Affective arousal as a guide for reinforcement learning in multidimensional environments - Project Summary/Abstract
In 2020, affective disorders are expected to impact over 35 million U.S. adults, imposing an economic burden in excess of
$200 billion, and exacting an immeasurable personal toll on those affected. To mitigate these costs, the fields of
neuroscience and psychology have devoted considerable resources to basic research aimed at identifying vulnerabilities,
treatments, and prevention strategies for affective disorders. These investments have been slow to translate into concrete
improvements, however, due in part to the enormous explanatory gap between neural and mentalistic accounts of affect.
Faster progress requires a bridge from measurements at the biological level to phenomena at the psychological level.

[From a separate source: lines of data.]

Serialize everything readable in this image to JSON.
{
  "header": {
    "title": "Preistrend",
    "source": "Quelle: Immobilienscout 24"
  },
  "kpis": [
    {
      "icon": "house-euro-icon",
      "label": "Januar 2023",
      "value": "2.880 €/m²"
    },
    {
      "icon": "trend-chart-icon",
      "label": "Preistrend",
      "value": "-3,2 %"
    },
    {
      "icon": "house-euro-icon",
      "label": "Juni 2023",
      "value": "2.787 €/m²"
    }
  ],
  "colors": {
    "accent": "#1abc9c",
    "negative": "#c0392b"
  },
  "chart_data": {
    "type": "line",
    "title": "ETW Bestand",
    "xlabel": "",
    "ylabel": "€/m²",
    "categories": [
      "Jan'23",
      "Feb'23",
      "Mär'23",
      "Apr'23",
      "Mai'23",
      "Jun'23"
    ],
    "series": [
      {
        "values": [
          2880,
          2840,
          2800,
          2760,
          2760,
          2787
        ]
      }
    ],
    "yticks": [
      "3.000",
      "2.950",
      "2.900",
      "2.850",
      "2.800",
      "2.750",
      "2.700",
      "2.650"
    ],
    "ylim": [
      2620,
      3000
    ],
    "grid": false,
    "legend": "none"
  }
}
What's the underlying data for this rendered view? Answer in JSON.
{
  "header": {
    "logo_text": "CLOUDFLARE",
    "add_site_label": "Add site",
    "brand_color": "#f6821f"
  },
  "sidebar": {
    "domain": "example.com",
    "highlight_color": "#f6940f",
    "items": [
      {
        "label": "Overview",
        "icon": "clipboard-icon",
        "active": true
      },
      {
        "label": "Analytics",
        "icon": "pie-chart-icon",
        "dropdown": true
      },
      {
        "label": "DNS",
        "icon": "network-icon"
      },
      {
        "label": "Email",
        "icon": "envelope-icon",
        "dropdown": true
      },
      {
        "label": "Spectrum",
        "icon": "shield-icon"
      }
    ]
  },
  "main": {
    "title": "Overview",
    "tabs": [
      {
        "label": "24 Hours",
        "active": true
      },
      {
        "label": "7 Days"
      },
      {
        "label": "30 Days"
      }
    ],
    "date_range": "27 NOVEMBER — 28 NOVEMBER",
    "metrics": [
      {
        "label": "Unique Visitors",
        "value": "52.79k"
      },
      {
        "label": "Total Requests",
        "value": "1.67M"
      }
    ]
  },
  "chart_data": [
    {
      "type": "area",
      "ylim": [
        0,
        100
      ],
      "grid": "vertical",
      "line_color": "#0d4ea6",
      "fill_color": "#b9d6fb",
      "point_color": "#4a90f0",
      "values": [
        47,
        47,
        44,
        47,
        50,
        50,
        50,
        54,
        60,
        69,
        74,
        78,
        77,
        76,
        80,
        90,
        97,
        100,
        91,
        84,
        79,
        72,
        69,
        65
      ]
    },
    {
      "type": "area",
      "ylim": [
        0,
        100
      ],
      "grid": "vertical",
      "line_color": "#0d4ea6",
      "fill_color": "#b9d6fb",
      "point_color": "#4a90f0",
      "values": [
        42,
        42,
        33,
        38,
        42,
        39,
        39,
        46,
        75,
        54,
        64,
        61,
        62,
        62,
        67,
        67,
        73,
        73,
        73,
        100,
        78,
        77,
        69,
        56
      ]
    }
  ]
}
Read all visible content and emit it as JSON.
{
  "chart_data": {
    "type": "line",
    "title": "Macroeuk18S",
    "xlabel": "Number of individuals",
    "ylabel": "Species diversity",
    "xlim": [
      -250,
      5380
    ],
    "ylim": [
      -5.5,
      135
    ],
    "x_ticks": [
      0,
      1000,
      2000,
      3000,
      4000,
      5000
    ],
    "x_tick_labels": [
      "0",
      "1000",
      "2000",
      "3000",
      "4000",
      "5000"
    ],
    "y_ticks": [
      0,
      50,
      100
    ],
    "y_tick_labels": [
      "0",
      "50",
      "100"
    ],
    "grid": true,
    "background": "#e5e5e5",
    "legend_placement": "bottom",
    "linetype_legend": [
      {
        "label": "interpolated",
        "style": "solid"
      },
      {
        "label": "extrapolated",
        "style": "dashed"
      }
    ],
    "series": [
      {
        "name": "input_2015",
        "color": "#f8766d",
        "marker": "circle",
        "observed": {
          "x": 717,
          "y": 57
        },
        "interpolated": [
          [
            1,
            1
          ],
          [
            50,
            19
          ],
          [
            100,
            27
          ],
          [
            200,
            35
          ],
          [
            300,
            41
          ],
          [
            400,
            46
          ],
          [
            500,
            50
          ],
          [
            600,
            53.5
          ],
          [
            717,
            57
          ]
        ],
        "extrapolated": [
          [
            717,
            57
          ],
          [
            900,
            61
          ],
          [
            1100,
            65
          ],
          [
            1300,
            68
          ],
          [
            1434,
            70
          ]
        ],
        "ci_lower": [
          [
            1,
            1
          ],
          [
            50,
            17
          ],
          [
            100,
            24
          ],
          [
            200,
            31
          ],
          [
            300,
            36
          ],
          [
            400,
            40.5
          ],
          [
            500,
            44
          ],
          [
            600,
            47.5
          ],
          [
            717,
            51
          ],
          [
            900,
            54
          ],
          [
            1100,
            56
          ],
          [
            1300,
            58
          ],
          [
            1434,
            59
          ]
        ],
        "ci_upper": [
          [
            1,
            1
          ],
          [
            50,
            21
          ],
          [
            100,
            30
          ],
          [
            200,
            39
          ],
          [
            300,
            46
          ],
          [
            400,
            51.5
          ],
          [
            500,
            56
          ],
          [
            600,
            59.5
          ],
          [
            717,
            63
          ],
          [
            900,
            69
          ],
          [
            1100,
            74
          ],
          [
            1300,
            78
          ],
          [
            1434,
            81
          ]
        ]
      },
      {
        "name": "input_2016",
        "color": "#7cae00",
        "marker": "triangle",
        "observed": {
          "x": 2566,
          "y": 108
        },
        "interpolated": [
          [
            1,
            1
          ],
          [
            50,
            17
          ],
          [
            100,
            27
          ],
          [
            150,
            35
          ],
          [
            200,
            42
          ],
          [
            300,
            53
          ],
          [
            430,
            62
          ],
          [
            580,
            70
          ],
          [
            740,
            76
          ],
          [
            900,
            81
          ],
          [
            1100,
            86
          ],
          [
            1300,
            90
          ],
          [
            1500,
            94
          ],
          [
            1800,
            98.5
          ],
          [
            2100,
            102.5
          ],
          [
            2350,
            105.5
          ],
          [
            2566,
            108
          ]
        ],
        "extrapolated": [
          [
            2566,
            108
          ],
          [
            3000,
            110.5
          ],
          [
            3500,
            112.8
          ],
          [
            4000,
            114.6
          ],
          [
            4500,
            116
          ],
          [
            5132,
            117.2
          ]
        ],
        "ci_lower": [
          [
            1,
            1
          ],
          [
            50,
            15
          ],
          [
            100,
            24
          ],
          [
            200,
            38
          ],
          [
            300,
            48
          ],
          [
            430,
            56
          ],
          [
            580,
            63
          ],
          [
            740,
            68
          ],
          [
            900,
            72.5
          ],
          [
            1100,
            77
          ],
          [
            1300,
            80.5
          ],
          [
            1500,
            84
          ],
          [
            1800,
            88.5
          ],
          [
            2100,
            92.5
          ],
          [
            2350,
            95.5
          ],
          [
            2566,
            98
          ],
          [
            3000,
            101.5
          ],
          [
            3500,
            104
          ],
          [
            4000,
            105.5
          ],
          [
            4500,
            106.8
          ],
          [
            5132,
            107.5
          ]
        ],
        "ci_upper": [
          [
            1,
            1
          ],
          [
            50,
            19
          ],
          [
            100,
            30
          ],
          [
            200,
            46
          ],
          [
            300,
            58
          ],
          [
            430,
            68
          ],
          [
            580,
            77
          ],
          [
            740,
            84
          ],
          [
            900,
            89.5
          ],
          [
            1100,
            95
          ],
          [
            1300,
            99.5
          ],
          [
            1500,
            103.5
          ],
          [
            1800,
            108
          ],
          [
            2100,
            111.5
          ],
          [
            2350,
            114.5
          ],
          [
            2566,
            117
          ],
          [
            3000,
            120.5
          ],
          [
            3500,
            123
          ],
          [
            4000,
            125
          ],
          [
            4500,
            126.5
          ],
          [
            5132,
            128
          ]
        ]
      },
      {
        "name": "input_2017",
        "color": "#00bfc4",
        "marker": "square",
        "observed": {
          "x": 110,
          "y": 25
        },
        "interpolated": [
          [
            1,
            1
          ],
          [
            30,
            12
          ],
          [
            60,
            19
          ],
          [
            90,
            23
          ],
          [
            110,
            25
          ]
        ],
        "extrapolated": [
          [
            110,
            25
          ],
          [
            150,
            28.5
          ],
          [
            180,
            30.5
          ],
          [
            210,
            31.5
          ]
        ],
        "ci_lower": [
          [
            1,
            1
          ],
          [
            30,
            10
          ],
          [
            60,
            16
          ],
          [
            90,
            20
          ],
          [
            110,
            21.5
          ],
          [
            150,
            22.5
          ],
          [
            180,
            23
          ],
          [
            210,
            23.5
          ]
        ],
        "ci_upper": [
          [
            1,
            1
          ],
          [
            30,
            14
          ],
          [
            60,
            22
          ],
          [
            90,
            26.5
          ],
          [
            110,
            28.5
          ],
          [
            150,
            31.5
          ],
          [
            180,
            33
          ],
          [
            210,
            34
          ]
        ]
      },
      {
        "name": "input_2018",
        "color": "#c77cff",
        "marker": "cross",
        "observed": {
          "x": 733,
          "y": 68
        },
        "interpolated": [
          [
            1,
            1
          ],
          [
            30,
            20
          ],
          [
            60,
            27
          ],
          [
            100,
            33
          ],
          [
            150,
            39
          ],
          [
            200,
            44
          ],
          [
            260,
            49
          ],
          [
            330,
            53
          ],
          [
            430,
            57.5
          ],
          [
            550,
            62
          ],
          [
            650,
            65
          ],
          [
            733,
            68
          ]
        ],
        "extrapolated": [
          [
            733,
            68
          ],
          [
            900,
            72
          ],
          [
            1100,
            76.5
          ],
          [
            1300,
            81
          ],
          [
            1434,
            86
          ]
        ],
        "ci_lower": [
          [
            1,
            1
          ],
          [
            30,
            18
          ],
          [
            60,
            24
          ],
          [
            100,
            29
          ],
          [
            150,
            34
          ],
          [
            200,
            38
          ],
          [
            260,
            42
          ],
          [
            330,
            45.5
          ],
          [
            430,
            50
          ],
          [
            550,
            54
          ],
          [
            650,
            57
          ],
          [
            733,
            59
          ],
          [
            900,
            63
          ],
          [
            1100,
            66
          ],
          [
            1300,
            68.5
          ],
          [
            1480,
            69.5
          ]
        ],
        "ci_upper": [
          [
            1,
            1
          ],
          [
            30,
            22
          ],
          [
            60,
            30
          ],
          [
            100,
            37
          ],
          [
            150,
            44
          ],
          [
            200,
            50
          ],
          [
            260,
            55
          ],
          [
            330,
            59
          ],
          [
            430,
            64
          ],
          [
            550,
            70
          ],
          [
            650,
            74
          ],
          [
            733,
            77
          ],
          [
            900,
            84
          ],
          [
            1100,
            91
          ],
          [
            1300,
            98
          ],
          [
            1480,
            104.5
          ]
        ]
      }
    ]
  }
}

With a three-year NRSA fellowship, I will begin to develop this bridge by studying affect within the framework of
computational reinforcement learning (RL), which has emerged as an indispensable guide for linking neural activity to
psychological phenomena. I propose to use innovative RL models to bridge behavioral and biological data from two
neuroimaging studies, both of which focus on affect and its role in attention and learning. These studies address a deep
psychological problem: At any moment, the options for what a brain can attend to and learn about are infinite, so how do
brains decide what to focus on and what to ignore? Consider, for example a seemingly simple task commonly encountered
in neuroscience experiments: learning associations between words and pictures of scenes. Scenes vary along countless
dimensions (location, habitability, beauty, etc.), so how do brains decide which dimensions to associate with the words,
and which to ignore? I propose that such decisions are guided by affective arousal. Specifically, I hypothesize that high
arousal directs attention towards dimensions that can take on a small number of values (e.g., whether the scene is indoors
or outdoors, a dimension that can take on just two values). I call these low-cardinality dimensions, in contrast to high-
cardinality dimensions, which can take on many values (e.g., the specific location of the scene). My hypothesis builds on
research showing that brains in states of high arousal opt for fast, efficient learning strategies; all else being equal, low-
cardinality dimensions are relatively easy to learn about, and high-cardinality dimensions are relatively difficult to learn
about, so high arousal should direct attention towards the former and away from the latter. Testing this hypothesis will
help launch my career at the intersection of psychology and computational neuroscience — a transdisciplinary approach
that, I believe, will play an essential role in translating basic research into clinical applications. Specifically, I will develop
the computational and neuroscience skills necessary to bridge the explanatory gap between neural and mentalistic
accounts of affect, thereby aiding in the understanding, prediction, and treatment of affective disorders.